IDEA+MAVEN开发Spark 词频统计
需要添加的依赖
<repositories>
<repository>
<id>cloudera</id>
<name>cloudera</name>
<url>https://repository.cloudera.com/artifactory/cloudera-repos/</url>
</repository>
</repositories>
<dependencies>
<dependency>
<groupId>org.apache.spark</groupId>
<artifactId>spark-core_2.11</artifactId>
<version>2.2.0</version>
</dependency>
<dependency>
<groupId>org.scala-lang</groupId>
<artifactId>scala-library</artifactId>
<version>2.11.8</version>
</dependency>
<dependency>
<groupId>org.apache.hadoop</groupId>
<artifactId>hadoop-client</artifactId>
<version>2.6.0-cdh5.7.0</version>
</dependency>
</dependencies>
IDEA开发wordcount
import org.apache.spark.{SparkConf, SparkContext}
object WordCount {
def main(args: Array[String]): Unit = {
val sparkConf = new SparkConf()
val sc = new SparkContext(sparkConf)
val textFile = sc.textFile(args(0))
val wc = textFile.flatMap(line=>line.split("\t")).map((_,1)).reduceByKey(_+_)
wc.collect().foreach(println)
sc.stop()
}
}
package生成jar包,rz命令传到云主机
提交作业,用hdfs上的数据文件
spark-submit \
--class com.ruozedata.bigdata.spark01.WordCount \
--master local[2] \
/home/hadoop/lib/g6_spark-1.0.jar \
hdfs://hadoop001:9000/data
19/05/02 22:02:03 INFO ShuffleBlockFetcherIterator: Started 0 remote fetches in 7 ms
19/05/02 22:02:03 INFO Executor: Finished task 0.0 in stage 1.0 (TID 2). 1267 bytes result sent to driver
19/05/02 22:02:03 INFO Executor: Finished task 1.0 in stage 1.0 (TID 3). 1240 bytes result sent to driver
19/05/02 22:02:03 INFO TaskSetManager: Finished task 0.0 in stage 1.0 (TID 2) in 54 ms on localhost (executor driver) (1/2)
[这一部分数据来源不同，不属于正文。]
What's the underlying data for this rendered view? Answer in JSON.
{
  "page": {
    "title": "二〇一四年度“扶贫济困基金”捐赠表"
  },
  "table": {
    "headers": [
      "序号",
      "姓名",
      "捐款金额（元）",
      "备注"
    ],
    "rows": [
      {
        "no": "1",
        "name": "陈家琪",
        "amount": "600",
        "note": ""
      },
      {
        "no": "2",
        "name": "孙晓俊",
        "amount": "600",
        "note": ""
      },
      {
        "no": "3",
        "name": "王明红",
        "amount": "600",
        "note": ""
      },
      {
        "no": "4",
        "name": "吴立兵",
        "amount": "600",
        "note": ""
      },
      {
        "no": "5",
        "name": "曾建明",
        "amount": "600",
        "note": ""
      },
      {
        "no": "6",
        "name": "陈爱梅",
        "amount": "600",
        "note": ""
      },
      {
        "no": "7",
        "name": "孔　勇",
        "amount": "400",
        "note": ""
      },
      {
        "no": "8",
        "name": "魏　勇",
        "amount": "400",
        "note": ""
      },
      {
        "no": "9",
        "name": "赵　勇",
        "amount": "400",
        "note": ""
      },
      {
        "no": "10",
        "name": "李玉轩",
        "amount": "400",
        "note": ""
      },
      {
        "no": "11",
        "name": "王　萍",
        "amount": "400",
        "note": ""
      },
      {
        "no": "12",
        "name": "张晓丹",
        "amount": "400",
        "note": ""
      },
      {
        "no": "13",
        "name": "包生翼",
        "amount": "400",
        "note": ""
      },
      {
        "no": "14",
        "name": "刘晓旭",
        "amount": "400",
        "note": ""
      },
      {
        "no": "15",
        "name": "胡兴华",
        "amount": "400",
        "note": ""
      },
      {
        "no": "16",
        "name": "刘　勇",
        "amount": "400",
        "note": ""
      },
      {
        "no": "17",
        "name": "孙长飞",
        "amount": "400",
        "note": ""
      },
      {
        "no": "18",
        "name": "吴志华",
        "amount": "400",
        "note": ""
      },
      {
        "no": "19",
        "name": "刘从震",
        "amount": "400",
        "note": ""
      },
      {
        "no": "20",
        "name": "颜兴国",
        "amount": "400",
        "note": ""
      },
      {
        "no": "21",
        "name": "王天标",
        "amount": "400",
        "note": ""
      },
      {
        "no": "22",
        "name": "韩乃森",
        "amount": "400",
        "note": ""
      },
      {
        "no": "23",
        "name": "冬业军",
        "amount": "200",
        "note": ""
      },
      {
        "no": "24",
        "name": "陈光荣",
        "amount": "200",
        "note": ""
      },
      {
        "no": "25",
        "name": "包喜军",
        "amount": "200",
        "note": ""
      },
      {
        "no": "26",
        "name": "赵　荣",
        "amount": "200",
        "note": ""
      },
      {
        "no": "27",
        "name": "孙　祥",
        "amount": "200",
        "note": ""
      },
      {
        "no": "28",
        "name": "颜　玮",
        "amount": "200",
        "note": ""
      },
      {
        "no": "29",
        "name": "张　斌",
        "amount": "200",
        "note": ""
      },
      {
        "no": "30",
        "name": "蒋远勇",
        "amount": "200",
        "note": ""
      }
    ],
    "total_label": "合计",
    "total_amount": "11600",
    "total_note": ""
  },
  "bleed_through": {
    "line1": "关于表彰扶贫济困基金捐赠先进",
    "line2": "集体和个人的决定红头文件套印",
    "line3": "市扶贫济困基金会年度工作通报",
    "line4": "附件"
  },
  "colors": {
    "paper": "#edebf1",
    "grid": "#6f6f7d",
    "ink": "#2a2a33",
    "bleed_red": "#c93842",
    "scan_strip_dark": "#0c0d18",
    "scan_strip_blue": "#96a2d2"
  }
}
19/05/02 22:02:03 INFO TaskSetManager: Finished task 1.0 in stage 1.0 (TID 3) in 53 ms on localhost (executor driver) (2/2)
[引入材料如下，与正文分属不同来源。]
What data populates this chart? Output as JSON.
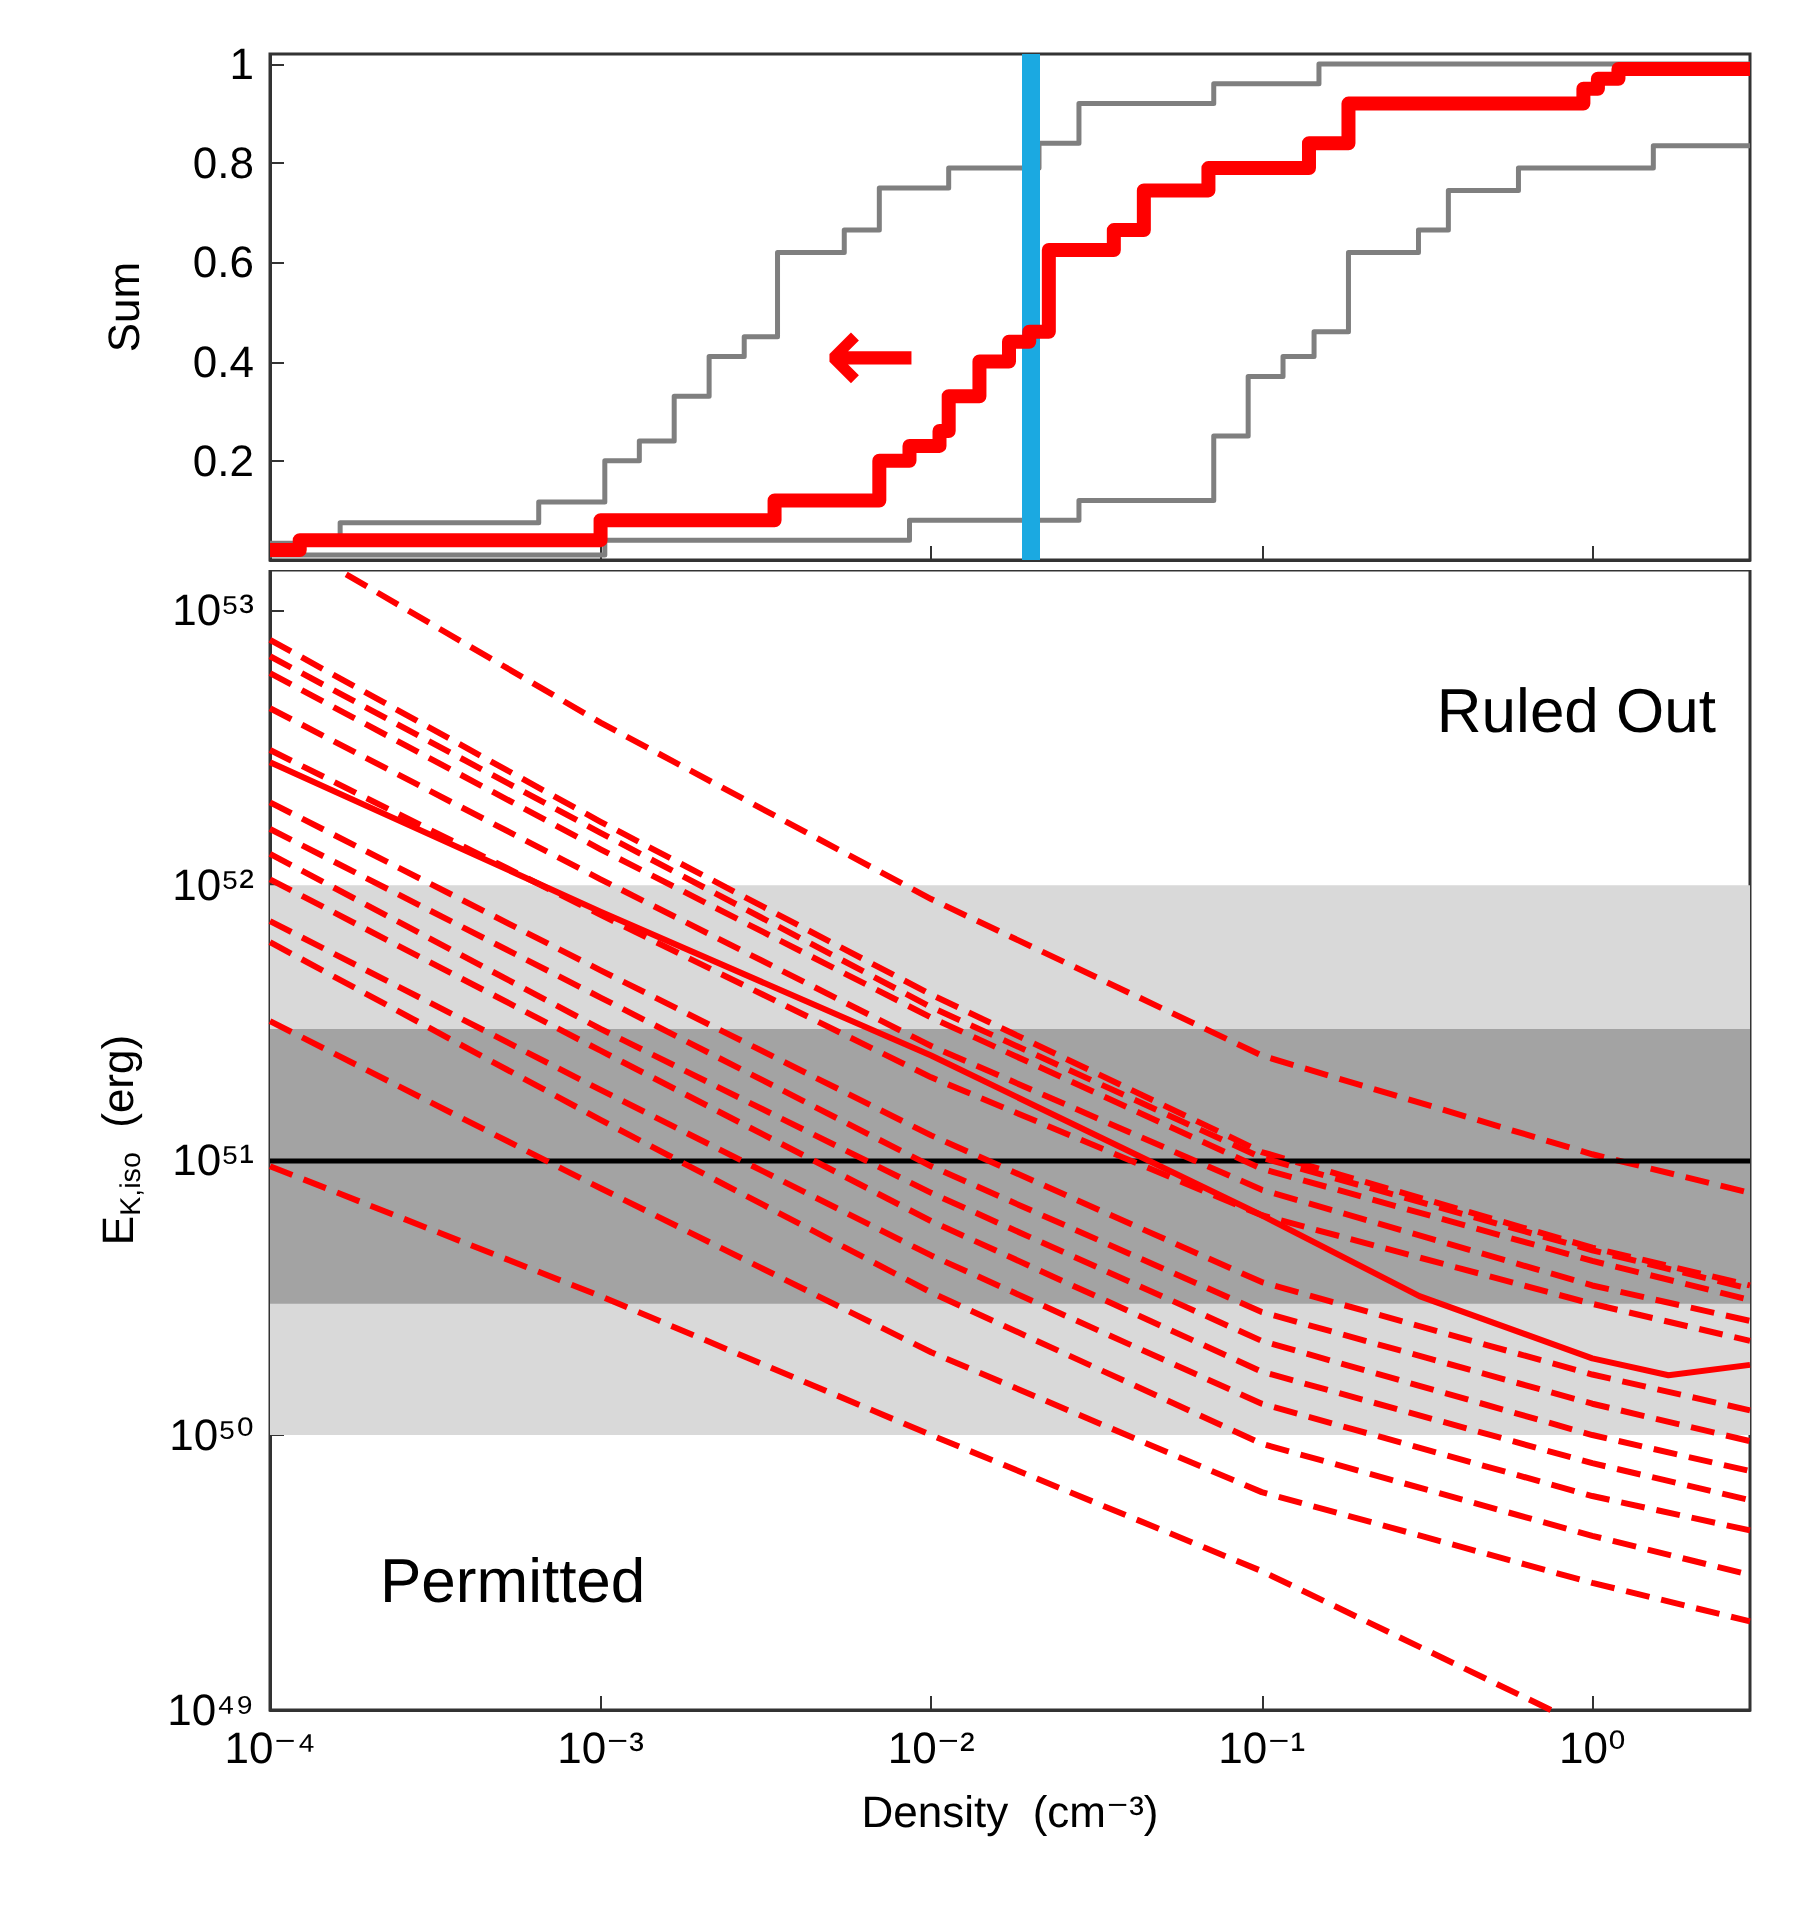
{
  "chart_data": [
    {
      "type": "step",
      "ylabel": "Sum",
      "log": "x",
      "tick_labels": "y",
      "xlim": [
        0.0001,
        3
      ],
      "xticks": [
        {
          "value": 0.0001,
          "label": null
        },
        {
          "value": 0.001,
          "label": null
        },
        {
          "value": 0.01,
          "label": null
        },
        {
          "value": 0.1,
          "label": null
        },
        {
          "value": 1,
          "label": null
        }
      ],
      "ylim": [
        0,
        1.02
      ],
      "yticks": [
        0.2,
        0.4,
        0.6,
        0.8,
        1
      ],
      "ref_lines": [
        {
          "axis": "x",
          "value": 0.02,
          "color": "#1ba9e1"
        }
      ],
      "annotations": [
        "←"
      ],
      "series": [
        {
          "color": "#7f7f7f",
          "x": [
            0.0001,
            0.000163,
            0.00065,
            0.00103,
            0.00131,
            0.00167,
            0.00213,
            0.00272,
            0.00343,
            0.00546,
            0.00697,
            0.0113,
            0.0212,
            0.028,
            0.0716,
            0.149,
            3
          ],
          "values": [
            0.034,
            0.075,
            0.117,
            0.2,
            0.24,
            0.33,
            0.41,
            0.45,
            0.62,
            0.665,
            0.75,
            0.79,
            0.84,
            0.92,
            0.96,
            1,
            1
          ]
        },
        {
          "color": "#7f7f7f",
          "x": [
            0.0001,
            0.00103,
            0.0086,
            0.028,
            0.0716,
            0.091,
            0.116,
            0.144,
            0.183,
            0.298,
            0.367,
            0.598,
            1.53,
            3
          ],
          "values": [
            0.01,
            0.04,
            0.08,
            0.12,
            0.25,
            0.37,
            0.41,
            0.46,
            0.62,
            0.665,
            0.745,
            0.79,
            0.835,
            0.835
          ]
        },
        {
          "color": "#ff0000",
          "x": [
            0.0001,
            0.000123,
            0.001,
            0.00336,
            0.00697,
            0.0086,
            0.0106,
            0.0113,
            0.014,
            0.0172,
            0.0198,
            0.0227,
            0.0357,
            0.044,
            0.069,
            0.139,
            0.183,
            0.94,
            1.04,
            1.2,
            3
          ],
          "values": [
            0.02,
            0.04,
            0.08,
            0.12,
            0.2,
            0.23,
            0.26,
            0.33,
            0.4,
            0.44,
            0.46,
            0.625,
            0.665,
            0.745,
            0.79,
            0.84,
            0.92,
            0.95,
            0.97,
            0.99,
            0.99
          ]
        }
      ]
    },
    {
      "type": "line",
      "xlabel": "Density  (cm⁻³)",
      "ylabel": "E$_{K,iso}$  (erg)",
      "log": "xy",
      "line_style": "dashed",
      "xlim": [
        0.0001,
        3
      ],
      "xticks": [
        {
          "value": 0.0001,
          "label": "10⁻⁴"
        },
        {
          "value": 0.001,
          "label": "10⁻³"
        },
        {
          "value": 0.01,
          "label": "10⁻²"
        },
        {
          "value": 0.1,
          "label": "10⁻¹"
        },
        {
          "value": 1,
          "label": "10⁰"
        }
      ],
      "ylim": [
        1e+49,
        1.4e+53
      ],
      "yticks": [
        {
          "value": 1e+49,
          "label": "10⁴⁹"
        },
        {
          "value": 1e+50,
          "label": "10⁵⁰"
        },
        {
          "value": 1e+51,
          "label": "10⁵¹"
        },
        {
          "value": 1e+52,
          "label": "10⁵²"
        },
        {
          "value": 1e+53,
          "label": "10⁵³"
        }
      ],
      "bands": [
        {
          "axis": "y",
          "from": 1e+50,
          "to": 1e+52,
          "color": "#d9d9d9"
        },
        {
          "axis": "y",
          "from": 3e+50,
          "to": 3e+51,
          "color": "#a3a3a3"
        }
      ],
      "ref_lines": [
        {
          "axis": "y",
          "value": 1e+51,
          "color": "#000000"
        }
      ],
      "annotations": [
        "Ruled Out",
        "Permitted"
      ],
      "series": [
        {
          "color": "#ff0000",
          "x": [
            0.00017,
            0.001,
            0.01,
            0.1,
            1,
            3
          ],
          "values": [
            1.35e+53,
            3.9e+52,
            8.9e+51,
            2.4e+51,
            1.05e+51,
            7.6e+50
          ]
        },
        {
          "color": "#ff0000",
          "x": [
            0.0001,
            0.001,
            0.01,
            0.1,
            1,
            3
          ],
          "values": [
            7.8e+52,
            1.7e+52,
            4e+51,
            1.07e+51,
            4.8e+50,
            3.5e+50
          ]
        },
        {
          "color": "#ff0000",
          "x": [
            0.0001,
            0.001,
            0.01,
            0.1,
            1,
            3
          ],
          "values": [
            6.8e+52,
            1.55e+52,
            3.6e+51,
            1.02e+51,
            4.7e+50,
            3.4e+50
          ]
        },
        {
          "color": "#ff0000",
          "x": [
            0.0001,
            0.001,
            0.01,
            0.1,
            1,
            3
          ],
          "values": [
            5.9e+52,
            1.35e+52,
            3.3e+51,
            9.3e+50,
            4.3e+50,
            3.1e+50
          ]
        },
        {
          "color": "#ff0000",
          "x": [
            0.0001,
            0.001,
            0.01,
            0.1,
            1,
            3
          ],
          "values": [
            4.4e+52,
            1.05e+52,
            2.6e+51,
            7.8e+50,
            3.5e+50,
            2.6e+50
          ]
        },
        {
          "color": "#ff0000",
          "x": [
            0.0001,
            0.001,
            0.01,
            0.1,
            1,
            3
          ],
          "values": [
            3.1e+52,
            7.8e+51,
            2e+51,
            6.3e+50,
            3e+50,
            2.2e+50
          ]
        },
        {
          "color": "#ff0000",
          "line_style": "solid",
          "x": [
            0.0001,
            0.001,
            0.01,
            0.1,
            0.3,
            1,
            1.7,
            3
          ],
          "values": [
            2.8e+52,
            8e+51,
            2.4e+51,
            6.3e+50,
            3.2e+50,
            1.9e+50,
            1.65e+50,
            1.8e+50
          ]
        },
        {
          "color": "#ff0000",
          "x": [
            0.0001,
            0.001,
            0.01,
            0.1,
            1,
            3
          ],
          "values": [
            2e+52,
            4.9e+51,
            1.23e+51,
            3.6e+50,
            1.66e+50,
            1.23e+50
          ]
        },
        {
          "color": "#ff0000",
          "x": [
            0.0001,
            0.001,
            0.01,
            0.1,
            1,
            3
          ],
          "values": [
            1.6e+52,
            3.9e+51,
            9.5e+50,
            2.8e+50,
            1.3e+50,
            9.5e+49
          ]
        },
        {
          "color": "#ff0000",
          "x": [
            0.0001,
            0.001,
            0.01,
            0.1,
            1,
            3
          ],
          "values": [
            1.3e+52,
            3e+51,
            7.6e+50,
            2.2e+50,
            1e+50,
            7.4e+49
          ]
        },
        {
          "color": "#ff0000",
          "x": [
            0.0001,
            0.001,
            0.01,
            0.1,
            1,
            3
          ],
          "values": [
            1.05e+52,
            2.5e+51,
            6e+50,
            1.7e+50,
            7.9e+49,
            5.8e+49
          ]
        },
        {
          "color": "#ff0000",
          "x": [
            0.0001,
            0.001,
            0.01,
            0.1,
            1,
            3
          ],
          "values": [
            7.4e+51,
            1.8e+51,
            4.5e+50,
            1.3e+50,
            6e+49,
            4.5e+49
          ]
        },
        {
          "color": "#ff0000",
          "x": [
            0.0001,
            0.001,
            0.01,
            0.1,
            1,
            3
          ],
          "values": [
            6.2e+51,
            1.4e+51,
            3.3e+50,
            9.3e+49,
            4.3e+49,
            3.1e+49
          ]
        },
        {
          "color": "#ff0000",
          "x": [
            0.0001,
            0.001,
            0.01,
            0.1,
            1,
            3
          ],
          "values": [
            3.2e+51,
            7.9e+50,
            2e+50,
            6.2e+49,
            2.9e+49,
            2.1e+49
          ]
        },
        {
          "color": "#ff0000",
          "x": [
            0.0001,
            0.001,
            0.01,
            0.1,
            0.75
          ],
          "values": [
            9.5e+50,
            3.2e+50,
            1e+50,
            3.2e+49,
            1e+49
          ]
        }
      ]
    }
  ]
}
19/05/02 22:02:03 INFO DAGScheduler: ResultStage 1 (collect at WordCount.scala:17) finished in 0.050 s
19/05/02 22:02:03 INFO TaskSchedulerImpl: Removed TaskSet 1.0, whose tasks have all completed, from pool
19/05/02 22:02:03 INFO DAGScheduler: Job 0 finished: collect at WordCount.scala:17, took 0.817481 s
(hello,3)
(eurecom,2)
(yuan,1)
19/05/02 22:02:03 INFO SparkUI: Stopped Spark web UI at http://10.9.61.124:4040
19/05/02 22:02:03 INFO MapOutputTrackerMasterEndpoint: MapOutputTrackerMasterEndpoint stopped!
19/05/02 22:02:03 INFO MemoryStore: MemoryStore cleared
19/05/02 22:02:03 INFO BlockManager: BlockManager stopped
19/05/02 22:02:03 INFO BlockManagerMaster: BlockManagerMaster stopped
改进1
把运行结果保存到指定的文件中去
package com.ruozedata.bigdata.spark01
import org.apache.spark.{SparkConf, SparkContext}
object WordCount {
def main(args: Array[String]): Unit = {
val sparkConf = new SparkConf()
val sc = new SparkContext(sparkConf)
val textFile = sc.textFile(args(0))
val wc = textFile.flatMap(line=>line.split("\t")).map((_,1)).reduceByKey(_+_)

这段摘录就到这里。